Nylon POY prices are caught in a typical 'sandwich' tug-of-war. As of July 7, 2026, public industry data showed the benchmark price at 13,625 yuan/ton, down just 0.18% from the start of the month at 13,650 yuan/ton. This marginal move belies a volatile 12-month range of 11,300 to 16,950 yuan/ton, with the current price sitting near the midpoint, lacking both downside support and upside momentum.
Price Characteristics: Mid-Range Drift, No Clear Direction
Annual statistics from July 2025 to July 2026 reveal a full cycle from a low of 11,300 yuan/ton to a high of 16,950 yuan/ton, with an average of 12,803.42 yuan/ton. At 13,625 yuan/ton, the current price is about 6.4% above the average but remains 3,325 yuan/ton below the peak and 2,325 yuan/ton above the trough. This 'neither here nor there' pattern directly reflects the stalemate between upstream and downstream players.

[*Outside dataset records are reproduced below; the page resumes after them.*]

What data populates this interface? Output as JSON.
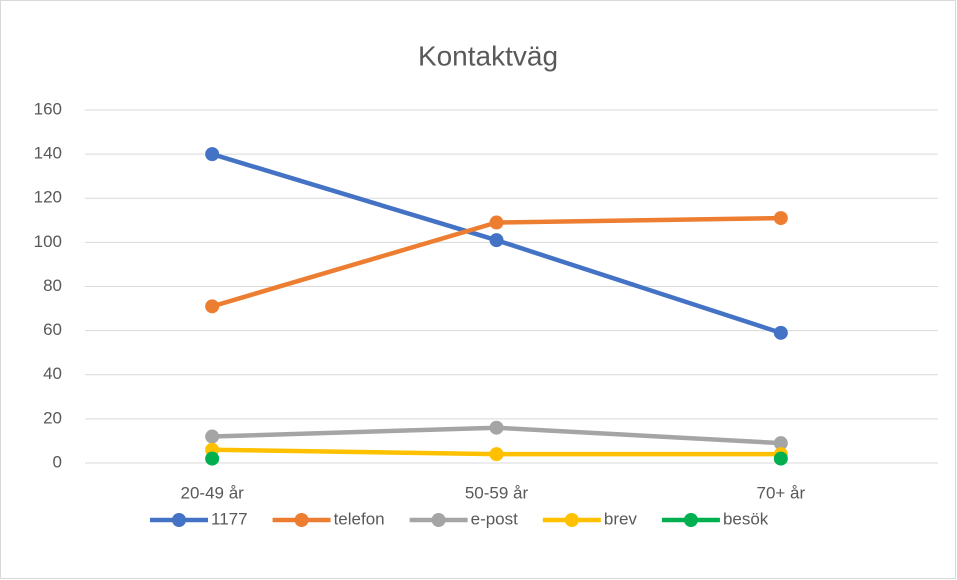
{
  "chart_data": {
    "type": "line",
    "title": "Kontaktväg",
    "categories": [
      "20-49 år",
      "50-59 år",
      "70+  år"
    ],
    "series": [
      {
        "name": "1177",
        "color": "#4472c4",
        "values": [
          140,
          101,
          59
        ]
      },
      {
        "name": "telefon",
        "color": "#ed7d31",
        "values": [
          71,
          109,
          111
        ]
      },
      {
        "name": "e-post",
        "color": "#a5a5a5",
        "values": [
          12,
          16,
          9
        ]
      },
      {
        "name": "brev",
        "color": "#ffc000",
        "values": [
          6,
          4,
          4
        ]
      },
      {
        "name": "besök",
        "color": "#00b050",
        "values": [
          2,
          null,
          2
        ]
      }
    ],
    "ylim": [
      0,
      160
    ],
    "yticks": [
      0,
      20,
      40,
      60,
      80,
      100,
      120,
      140,
      160
    ],
    "grid": true,
    "legend": "bottom"
  }
}
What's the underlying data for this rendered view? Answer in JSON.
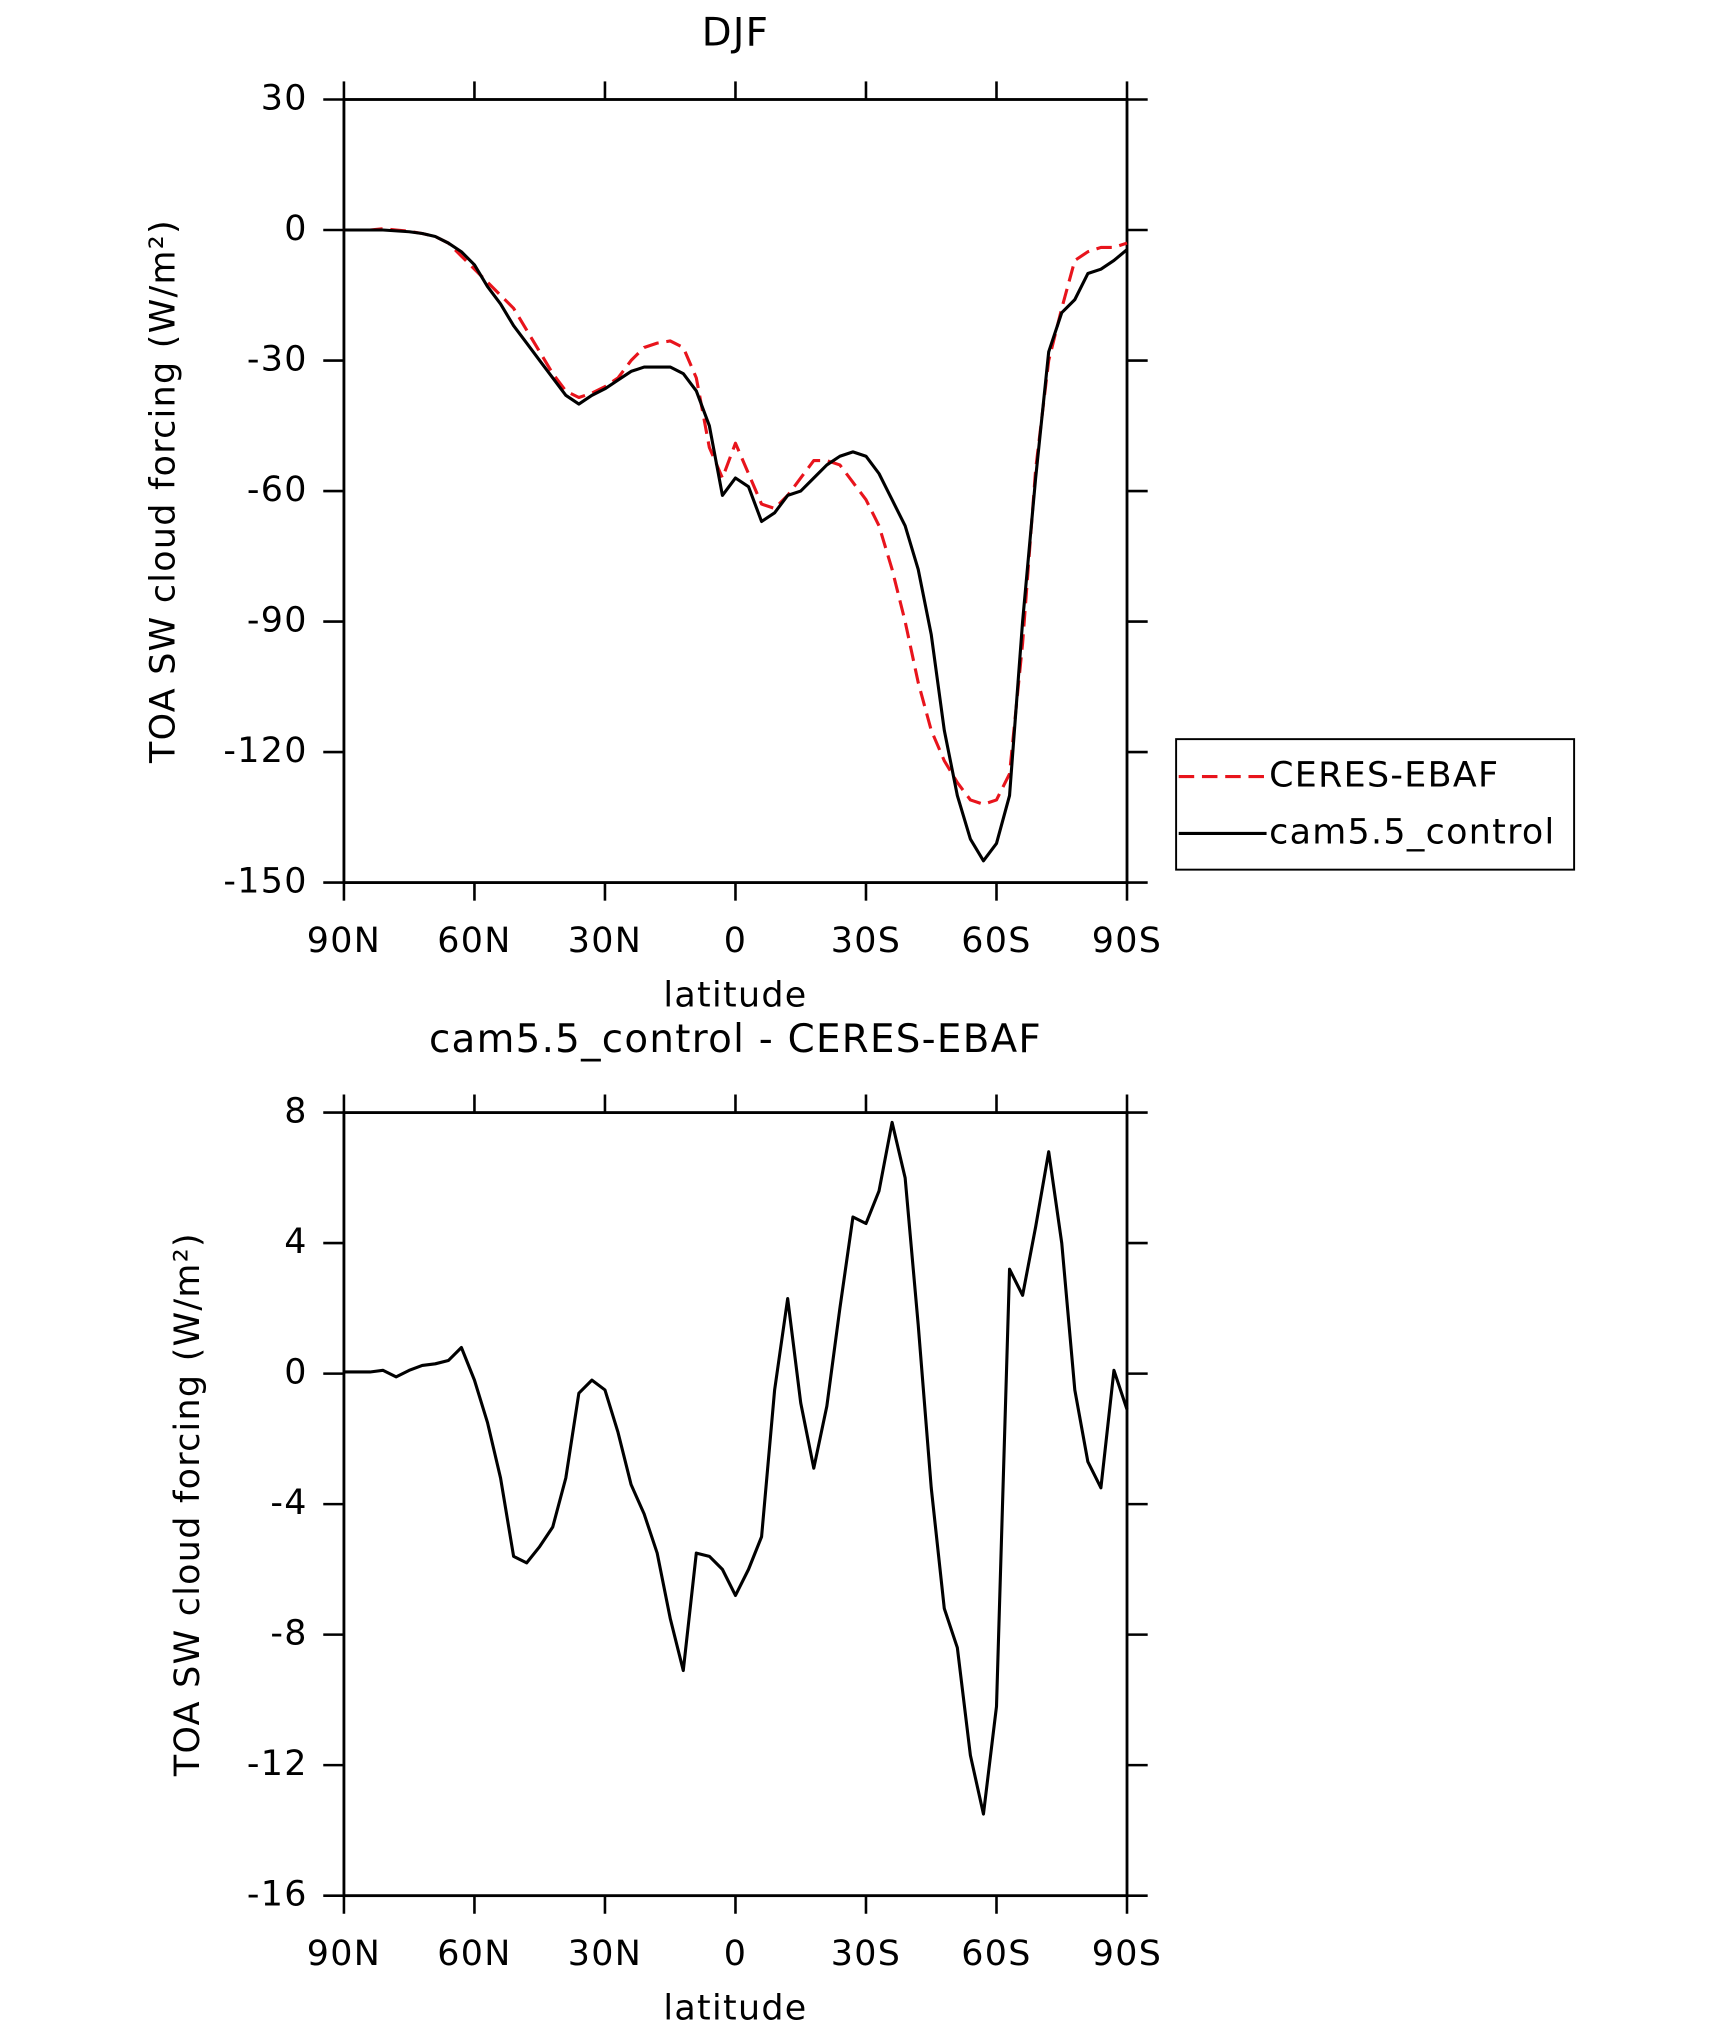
{
  "chart_data": [
    {
      "type": "line",
      "title": "DJF",
      "xlabel": "latitude",
      "ylabel": "TOA SW cloud forcing (W/m²)",
      "x": [
        90,
        87,
        84,
        81,
        78,
        75,
        72,
        69,
        66,
        63,
        60,
        57,
        54,
        51,
        48,
        45,
        42,
        39,
        36,
        33,
        30,
        27,
        24,
        21,
        18,
        15,
        12,
        9,
        6,
        3,
        0,
        -3,
        -6,
        -9,
        -12,
        -15,
        -18,
        -21,
        -24,
        -27,
        -30,
        -33,
        -36,
        -39,
        -42,
        -45,
        -48,
        -51,
        -54,
        -57,
        -60,
        -63,
        -66,
        -69,
        -72,
        -75,
        -78,
        -81,
        -84,
        -87,
        -90
      ],
      "series": [
        {
          "name": "CERES-EBAF",
          "color": "#e8141c",
          "style": "dashed",
          "values": [
            0,
            0,
            0,
            0.3,
            0,
            -0.3,
            -0.8,
            -1.5,
            -3,
            -6,
            -9,
            -12,
            -15,
            -18,
            -23,
            -28,
            -33,
            -37,
            -38.5,
            -37.5,
            -36,
            -34,
            -30,
            -27,
            -26,
            -25.5,
            -27,
            -34,
            -50,
            -57,
            -49,
            -56,
            -63,
            -64,
            -61,
            -57,
            -53,
            -53,
            -54,
            -58,
            -62,
            -68,
            -78,
            -90,
            -104,
            -115,
            -122,
            -127,
            -131,
            -132,
            -131,
            -125,
            -95,
            -55,
            -30,
            -18,
            -7,
            -5,
            -4,
            -4,
            -3
          ]
        },
        {
          "name": "cam5.5_control",
          "color": "#000000",
          "style": "solid",
          "values": [
            0,
            0,
            0,
            0,
            -0.2,
            -0.4,
            -0.8,
            -1.5,
            -3,
            -5,
            -8,
            -13,
            -17,
            -22,
            -26,
            -30,
            -34,
            -38,
            -40,
            -38,
            -36.5,
            -34.5,
            -32.5,
            -31.5,
            -31.5,
            -31.5,
            -33,
            -37,
            -45,
            -61,
            -57,
            -59,
            -67,
            -65,
            -61,
            -60,
            -57,
            -54,
            -52,
            -51,
            -52,
            -56,
            -62,
            -68,
            -78,
            -93,
            -115,
            -130,
            -140,
            -145,
            -141,
            -130,
            -90,
            -57,
            -28,
            -19,
            -16,
            -10,
            -9,
            -7,
            -4.5
          ]
        }
      ],
      "xlim": [
        90,
        -90
      ],
      "xticks": [
        {
          "value": 90,
          "label": "90N"
        },
        {
          "value": 60,
          "label": "60N"
        },
        {
          "value": 30,
          "label": "30N"
        },
        0,
        {
          "value": -30,
          "label": "30S"
        },
        {
          "value": -60,
          "label": "60S"
        },
        {
          "value": -90,
          "label": "90S"
        }
      ],
      "ylim": [
        -150,
        30
      ],
      "yticks": [
        30,
        0,
        -30,
        -60,
        -90,
        -120,
        -150
      ],
      "legend": "right"
    },
    {
      "type": "line",
      "title": "cam5.5_control - CERES-EBAF",
      "xlabel": "latitude",
      "ylabel": "TOA SW cloud forcing (W/m²)",
      "x": [
        90,
        87,
        84,
        81,
        78,
        75,
        72,
        69,
        66,
        63,
        60,
        57,
        54,
        51,
        48,
        45,
        42,
        39,
        36,
        33,
        30,
        27,
        24,
        21,
        18,
        15,
        12,
        9,
        6,
        3,
        0,
        -3,
        -6,
        -9,
        -12,
        -15,
        -18,
        -21,
        -24,
        -27,
        -30,
        -33,
        -36,
        -39,
        -42,
        -45,
        -48,
        -51,
        -54,
        -57,
        -60,
        -63,
        -66,
        -69,
        -72,
        -75,
        -78,
        -81,
        -84,
        -87,
        -90
      ],
      "series": [
        {
          "color": "#000000",
          "style": "solid",
          "values": [
            0.05,
            0.05,
            0.05,
            0.1,
            -0.1,
            0.1,
            0.25,
            0.3,
            0.4,
            0.8,
            -0.2,
            -1.5,
            -3.2,
            -5.6,
            -5.8,
            -5.3,
            -4.7,
            -3.2,
            -0.6,
            -0.2,
            -0.5,
            -1.8,
            -3.4,
            -4.3,
            -5.5,
            -7.5,
            -9.1,
            -5.5,
            -5.6,
            -6.0,
            -6.8,
            -6.0,
            -5.0,
            -0.5,
            2.3,
            -0.9,
            -2.9,
            -1.0,
            2.0,
            4.8,
            4.6,
            5.6,
            7.7,
            6.0,
            1.5,
            -3.5,
            -7.2,
            -8.4,
            -11.7,
            -13.5,
            -10.2,
            3.2,
            2.4,
            4.5,
            6.8,
            4.0,
            -0.5,
            -2.7,
            -3.5,
            0.1,
            -1.1
          ]
        }
      ],
      "xlim": [
        90,
        -90
      ],
      "xticks": [
        {
          "value": 90,
          "label": "90N"
        },
        {
          "value": 60,
          "label": "60N"
        },
        {
          "value": 30,
          "label": "30N"
        },
        0,
        {
          "value": -30,
          "label": "30S"
        },
        {
          "value": -60,
          "label": "60S"
        },
        {
          "value": -90,
          "label": "90S"
        }
      ],
      "ylim": [
        -16,
        8
      ],
      "yticks": [
        8,
        4,
        0,
        -4,
        -8,
        -12,
        -16
      ]
    }
  ]
}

Notably, the daily price change was zero, indicating a lack of near-term catalysts. The typical nylon chain transmission—caprolactam price moves to chip costs to POY quotes—has stalled as caprolactam itself trades in a narrow range, offering no clear signal to POY.

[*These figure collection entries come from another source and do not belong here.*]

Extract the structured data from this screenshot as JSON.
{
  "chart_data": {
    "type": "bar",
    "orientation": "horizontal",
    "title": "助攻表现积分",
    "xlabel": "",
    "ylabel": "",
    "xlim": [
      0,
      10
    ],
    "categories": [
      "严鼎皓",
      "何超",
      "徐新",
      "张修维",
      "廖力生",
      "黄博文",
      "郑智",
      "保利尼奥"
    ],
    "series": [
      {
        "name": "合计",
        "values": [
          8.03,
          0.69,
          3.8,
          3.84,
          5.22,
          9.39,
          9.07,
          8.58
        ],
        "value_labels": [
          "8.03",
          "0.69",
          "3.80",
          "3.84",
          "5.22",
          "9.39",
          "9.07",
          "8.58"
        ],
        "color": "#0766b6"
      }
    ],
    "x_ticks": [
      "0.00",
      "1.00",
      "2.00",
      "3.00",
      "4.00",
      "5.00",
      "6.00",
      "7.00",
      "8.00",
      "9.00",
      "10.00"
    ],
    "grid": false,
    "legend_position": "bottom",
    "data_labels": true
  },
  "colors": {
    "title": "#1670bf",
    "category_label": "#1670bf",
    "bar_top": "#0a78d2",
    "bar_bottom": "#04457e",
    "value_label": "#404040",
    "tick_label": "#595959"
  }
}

Cost vs. Demand: Who Breaks First?
On the cost side, caprolactam, the main raw material for nylon POY, remains relatively high, providing rigid support. However, downstream weaving and garment factories are cautious with procurement, especially during the traditional summer low season. Orders are mostly samples and small lots; bulk restocking has yet to materialize. This 'cost can't push, demand can't pull' dynamic keeps POY prices oscillating in a tight band.
Feedback from industrial clusters in Changle (Fujian) and Xiaoshan (Zhejiang) shows operating rates at 60%-70%, with mills adopting a 'produce-to-order' strategy to avoid inventory buildup. Some producers have tried minor price cuts to stimulate sales, but traders and weavers remain on the sidelines, awaiting clearer signals—either a cost reduction that opens a restocking window or a surge in autumn/winter orders.

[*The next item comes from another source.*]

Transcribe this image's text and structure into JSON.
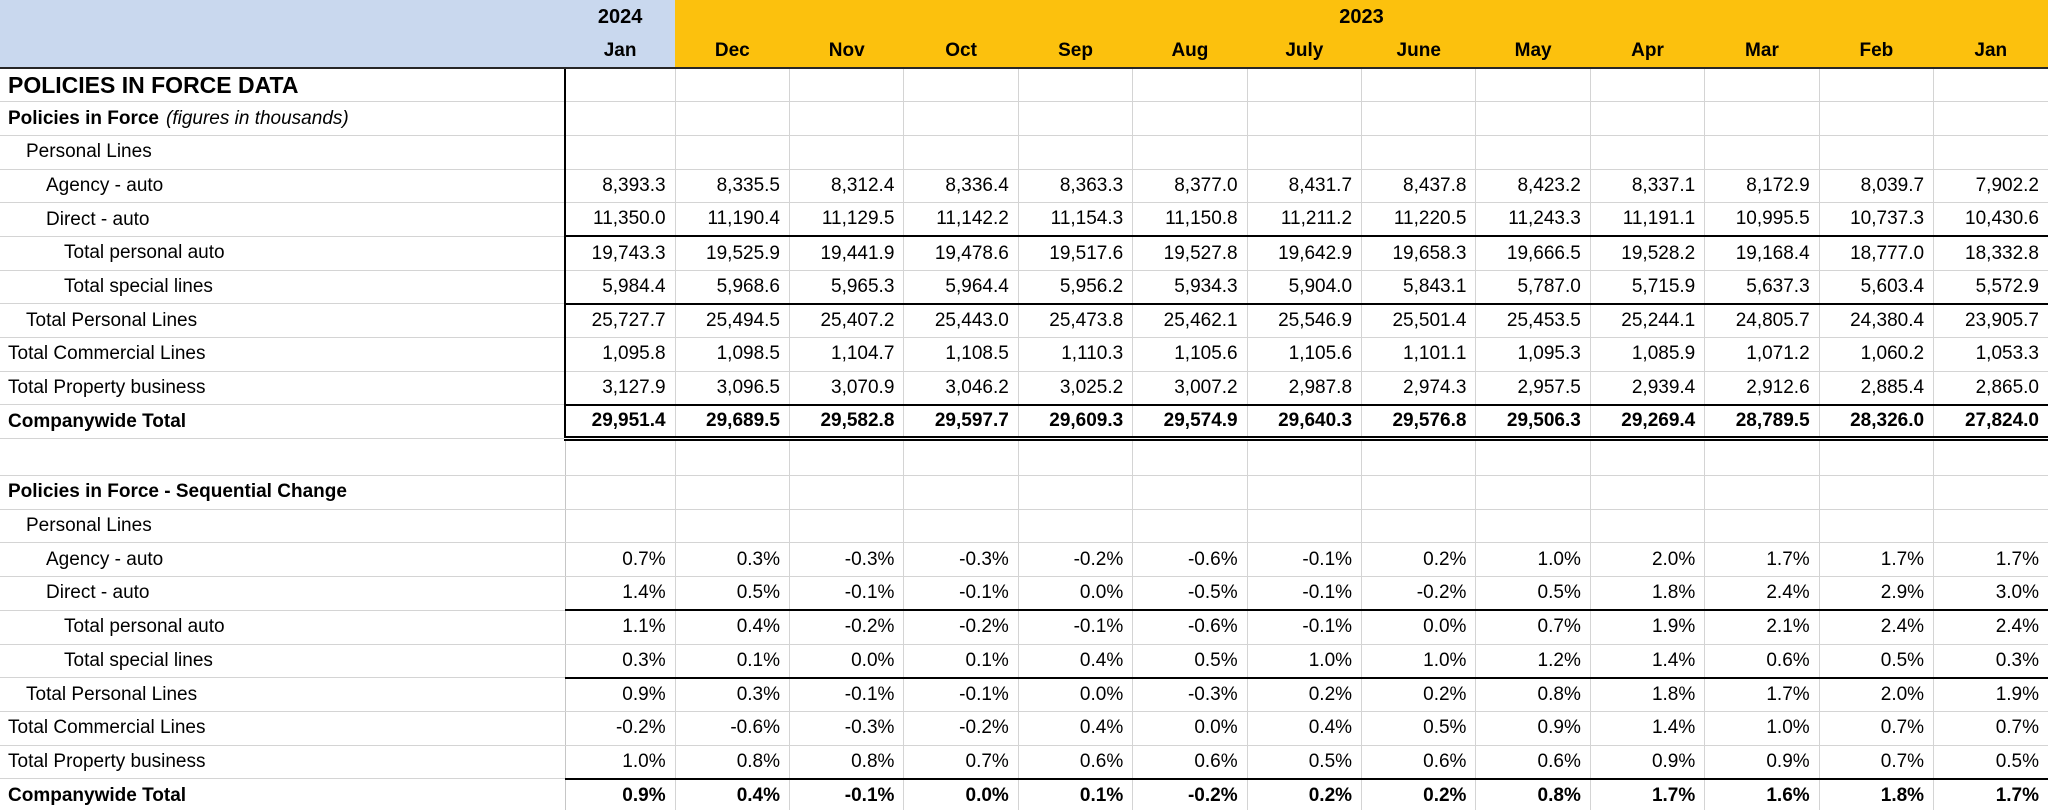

Outlook: Short-Term Churn, Two Key Variables
Over the next one to two months, nylon POY prices are likely to stay within a 13,300-14,000 yuan/ton range. Breaking this deadlock requires two variables: first, the impact of international crude oil fluctuations on caprolactam costs; second, the actual order placement during the traditional peak season starting late August.
Historically, the annual price bottom for nylon POY occurs in summer, while the top falls in the year-end stocking period. At the current mid-level, downside risk is limited unless raw material costs collapse, but upside is also capped without a demand recovery. For buyers, the price is acceptable but not yet a 'bottom-fishing' opportunity.